SEC zahlt 150.000 US-Dollar an Coinbase und ändert Aufbewahrungsrichtlinien, nachdem Genslers dienstliche Textnachrichten während einer wichtigen Krypto-Regulierungsphase gelöscht wurden.

Die US-Börsenaufsichtsbehörde SEC hat einen Rechtsstreit nach dem Freedom of Information Act (FOIA) beigelegt, der im Namen von Coinbase eingereicht wurde. Im Rahmen der Einigung zahlt die SEC 150.000 US-Dollar und passt ihre Richtlinien zur Aufbewahrung von Unterlagen an. Im Mittelpunkt des Streits stand die Löschung von fast einem Jahr an Textnachrichten vom dienstlichen Handy des ehemaligen SEC-Vorsitzenden Gary Gensler. Diese Nachrichten betrafen eine Phase intensiver regulatorischer Überwachung der Kryptoindustrie.
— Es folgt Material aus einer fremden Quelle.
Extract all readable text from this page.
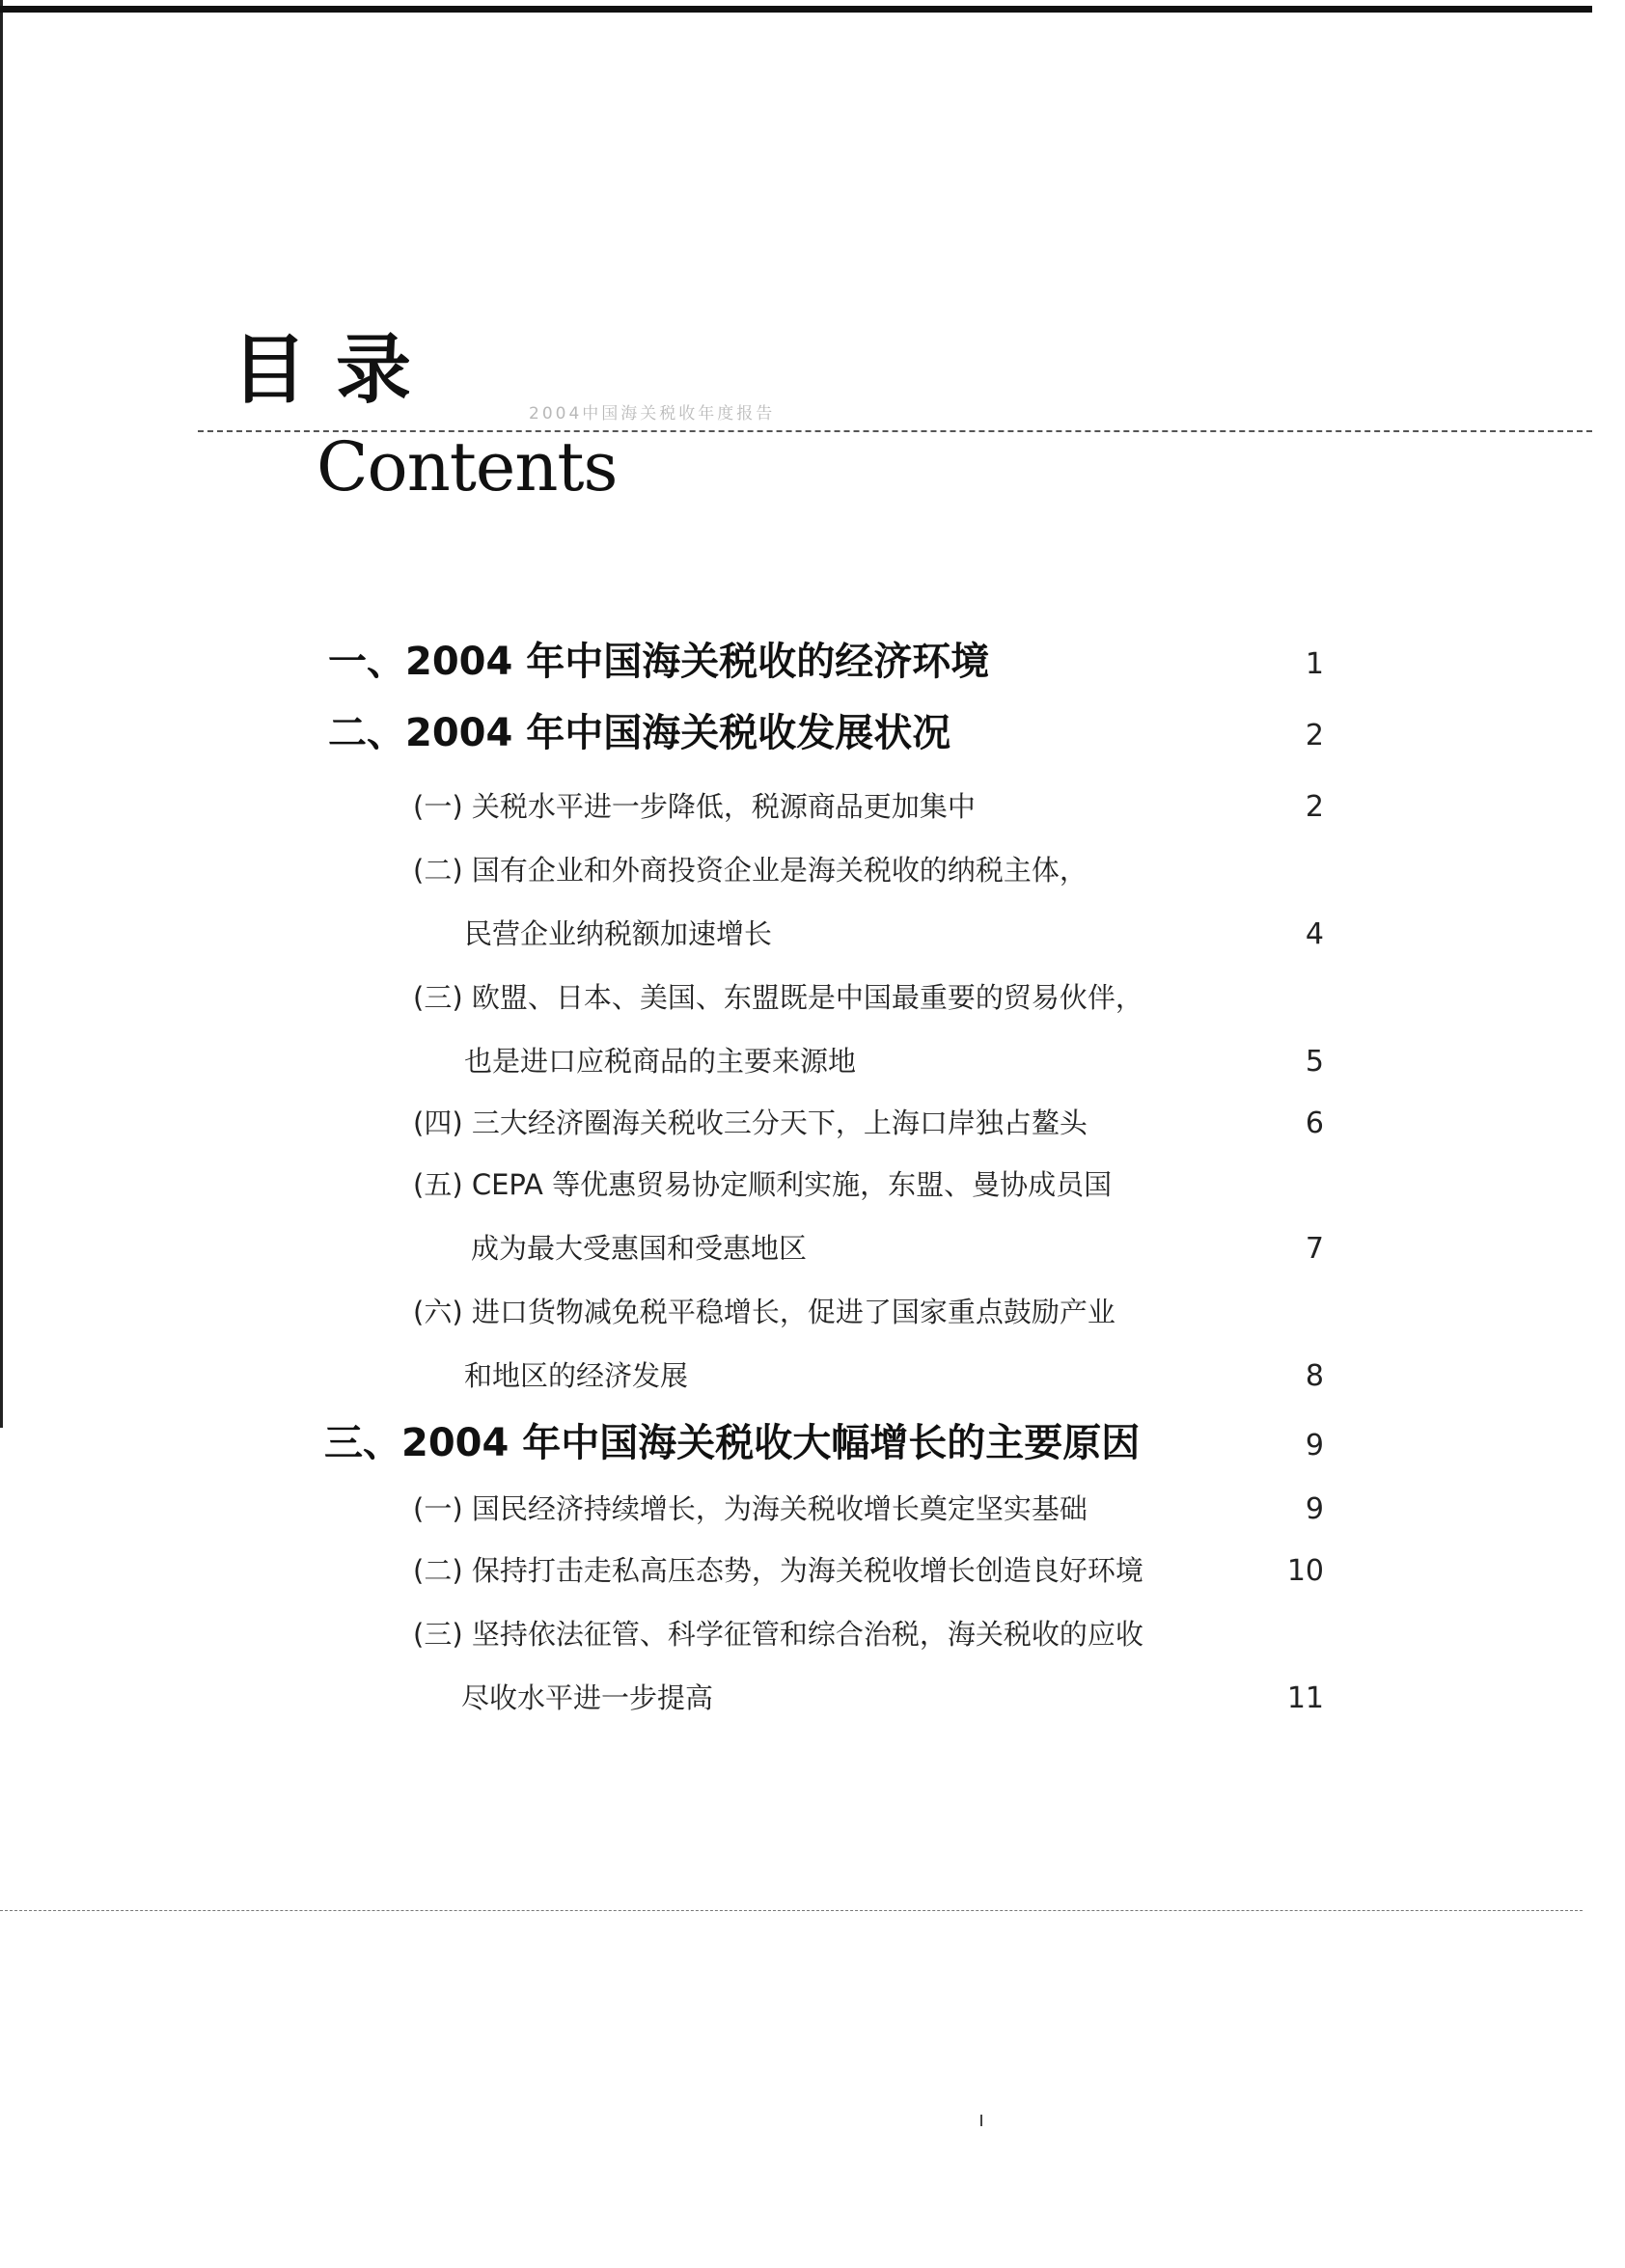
目录	2004中国海关税收年度报告
Contents
一、2004 年中国海关税收的经济环境	1
二、2004 年中国海关税收发展状况	2
(一) 关税水平进一步降低，税源商品更加集中	2
(二) 国有企业和外商投资企业是海关税收的纳税主体，
民营企业纳税额加速增长	4
(三) 欧盟、日本、美国、东盟既是中国最重要的贸易伙伴，
也是进口应税商品的主要来源地	5
(四) 三大经济圈海关税收三分天下，上海口岸独占鳌头	6
(五) CEPA 等优惠贸易协定顺利实施，东盟、曼协成员国
成为最大受惠国和受惠地区	7
(六) 进口货物减免税平稳增长，促进了国家重点鼓励产业
和地区的经济发展	8
三、2004 年中国海关税收大幅增长的主要原因	9
(一) 国民经济持续增长，为海关税收增长奠定坚实基础	9
(二) 保持打击走私高压态势，为海关税收增长创造良好环境	10
(三) 坚持依法征管、科学征管和综合治税，海关税收的应收
尽收水平进一步提高	11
Die Klage wurde im Juni 2024 von History Associates eingereicht, nachdem die SEC die Herausgabe der angeforderten Unterlagen verweigert hatte. Das Office of Inspector General der SEC stellte fest, dass Genslers Handy gelöscht wurde, nachdem es keine Verbindung mehr zum Verwaltungssystem der Behörde hatte, was zum dauerhaften Datenverlust führte. Die Einigung, von Coinbases Chief Legal Officer Paul Grewal bekannt gegeben, gilt als bedeutender Moment für Transparenz und Vertrauen in der Krypto-Regulierung. Der Fall führte auch zur Einstellung eines separaten SEC-Durchsetzungsverfahrens gegen Coinbase.